Poggiata come stava sul bordo del tavolo, corse al centro. Fred sollevò il viso e avvicinò la bocca. I petali di carne aderirono lentamente ai suoi, la sua anima veniva risucchiata in un sospiro che restava sospeso all’infervorarsi del cuore. L’odore salato del mare copriva le loro teste, i grandi occhi erano così vicini ai suoi che sentì perdersi dentro di loro. All’improvviso uno strepito terribile risuonò accanto, poté vedere come la figura della donna si rimpiccioliva, fino a che una piccola sagoma di bambola penetrò tra i fogli della rivista, e allora rialzò il viso con sonno e sofferenza. Un piacere era morto.

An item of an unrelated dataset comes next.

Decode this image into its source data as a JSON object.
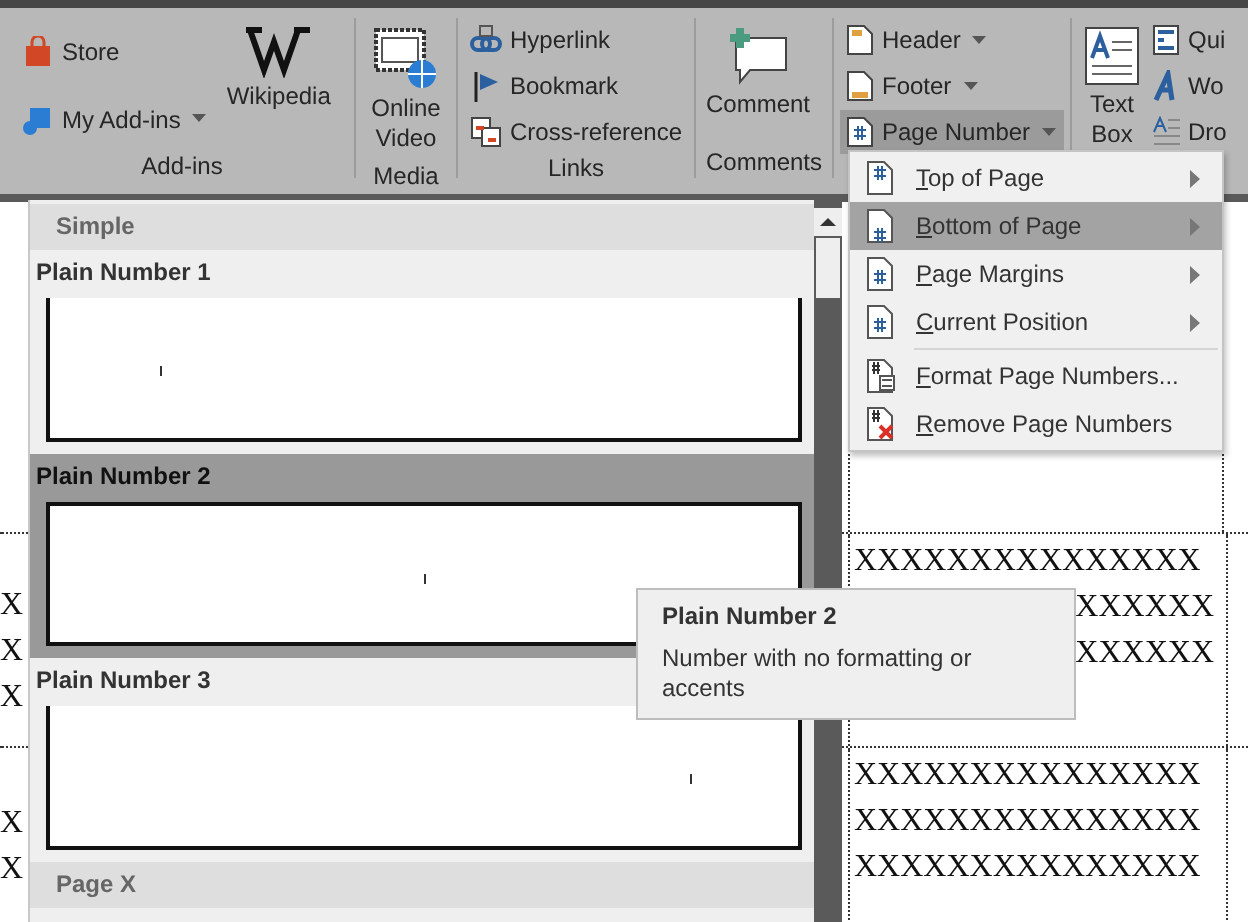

[1] Greta Garbo fu la protagonista di due versioni tratte dal romanzo di Lev Tolstoj: una versione senza sonoro diretta, nel 1927, da Edmund Goulding, dal titolo “Love”, e un rifacimento sonoro diretto, nel 1935, da Clarence Brown, dal titolo: “Anna Karenina”.

[2] Greta Garbo interpretò Susan Lenox nel film “Cortigiana” del 1931, diretto da Robert Zigler Leonard. Interpretò Anna Christie nell’omonimo film del 1930, diretto da Clarence Brown; di questo film, l’anno successivo venne girato una versione tedesca, diretta da Jacques Feyder, con protagonista la stessa Garbo, ma con un cast di attori diverso. Il film “La modella” fu girato nel 1930, diretto ancora da Clarence Brown.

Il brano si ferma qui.